One of the reasons I enjoy your blog so much is that around about 2005 I tried using the Internet to uncover the folkloric roots of werewolves, and after reading Baring-Gould and Wilde's translation of Petronius, gave up in disgust at the amount of crap there was masquerading as folklore. (As I'm sure you know, the demarcations between witches, werewolves, and vampires are not so tightly drawn in folklore as they are in fiction, and research into one frequently overlaps with the others. I remain astounded by the elaborate taxonomies of the undead published as nonfiction that are simply unsupported by documented folklore.) So I've always admired your diligence in uncovering original sources. Bravo, Niels!

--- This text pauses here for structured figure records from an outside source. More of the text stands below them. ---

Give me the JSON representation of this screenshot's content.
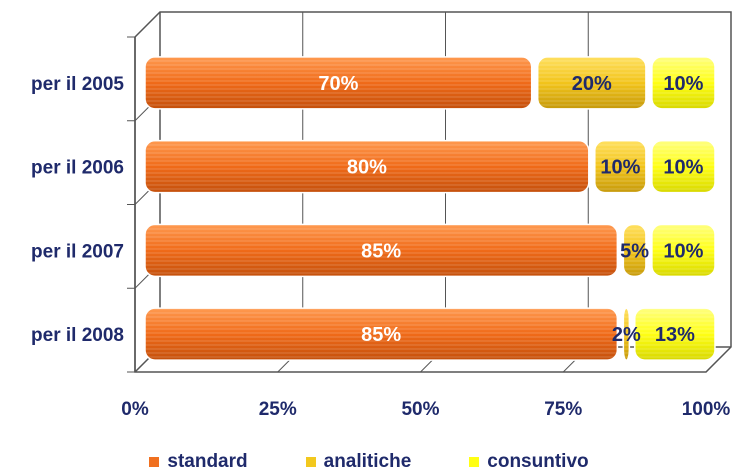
{
  "colors": {
    "standard": "#f07020",
    "analitiche": "#f2c81e",
    "consuntivo": "#ffff14",
    "axis_text": "#1f2a6b",
    "bar_label_light": "#ffffff",
    "bar_label_dark": "#1f2a6b",
    "grid": "#555555"
  },
  "chart_data": {
    "type": "bar",
    "orientation": "horizontal",
    "stacked": true,
    "three_d": true,
    "categories": [
      "per il 2005",
      "per il 2006",
      "per il 2007",
      "per il 2008"
    ],
    "series": [
      {
        "name": "standard",
        "values": [
          70,
          80,
          85,
          85
        ],
        "labels": [
          "70%",
          "80%",
          "85%",
          "85%"
        ]
      },
      {
        "name": "analitiche",
        "values": [
          20,
          10,
          5,
          2
        ],
        "labels": [
          "20%",
          "10%",
          "5%",
          "2%"
        ]
      },
      {
        "name": "consuntivo",
        "values": [
          10,
          10,
          10,
          13
        ],
        "labels": [
          "10%",
          "10%",
          "10%",
          "13%"
        ]
      }
    ],
    "x_ticks": [
      "0%",
      "25%",
      "50%",
      "75%",
      "100%"
    ],
    "xlim": [
      0,
      100
    ],
    "grid": true,
    "legend_position": "bottom"
  }
}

A couple of unrelated notes probably outside your remit with Magia Posthuma:

- In terms of popular culture, I wonder how much the dreadful state of popular "nonfiction" regarding vampires is due to the influence of role-playing games (RPGs)? When I was researching werewolves, I came across these incredibly detailed taxonomies of supernatural flesh-eaters, all linked back to folkloric accounts, that seemed to be directed primarily at dungeon-masters and other authors of role-playing games. (I never played them myself, and given our ages, I suspect you didn't either.)

- Have you ever looked into the literature surrounding the Anglo-Scottish lich? A search of your blog for "lich" turns up no results. Liches are soulless bodies that return to seek revenge or resolution that the living person never achieved. The lich tradition seems related to the vampire tradition, and written accounts stretch back to the late Middle Ages, and it seems relevant to the question of European notions of posthumous magic. Maybe you don't think so, but I'd be curious to know why. (It may be that, as an American, I'm fascinated by Ambrose Bierce's inclusion of the lich in American literature [see, e.g., The Death of Halpin Fraser], since he was roughly contemporaneous with Le Fanu and Stoker.)

Anthony Hogg said...

Hi Niels,

I am incredibly flattered to have garnered mention in your essay.

You were indeed greatly influential in my blog's creation and I continue to enjoy reading your blog entries.

Keep up the great work!

jola said...

I enjoyed reading your paper, Niels - especially since it was refreshingly, bracingly irony-, snark-, and double-entendre-free.

Also, I followed Howard's crumbs and read the Ambrose Bierce story. I chuckled at the mordant wit, e.g., the line, "Halpin Fraser was a poet only as he was a penitent: in his dream" - which seems on first reading ironic and snarky, but [spoiler alert!] upon reaching the end of the tale, quite accurately foretold the ending.

I enjoy your blog and wish I had more - anything - of substance to contribute. Re, for example, your post about the WWI soldiers in Serbia complaining about their chronic problem with vampires ("We've been tormented and pursued by these monsters forever") - I tried to find the name of the village in question in my atlas, to no avail (no surprise). Also, I googled it - nothing.

There's a show here in the [U.] States called History Detectives," where historians track down the provenance and narrative history of scraps of intriguing source material. Along those lines, might there be a "local" Romanian reader of your blog who might be in a better position to track down the fabled village of Progatza, shed some light on that particular anecdote?

I appreciate your historical approach very much, and teeter in my own mind whether to take these historical accounts as literal (visitations from another realm) or cultural-anxiety (fear of the other, change, class differentials, etc.).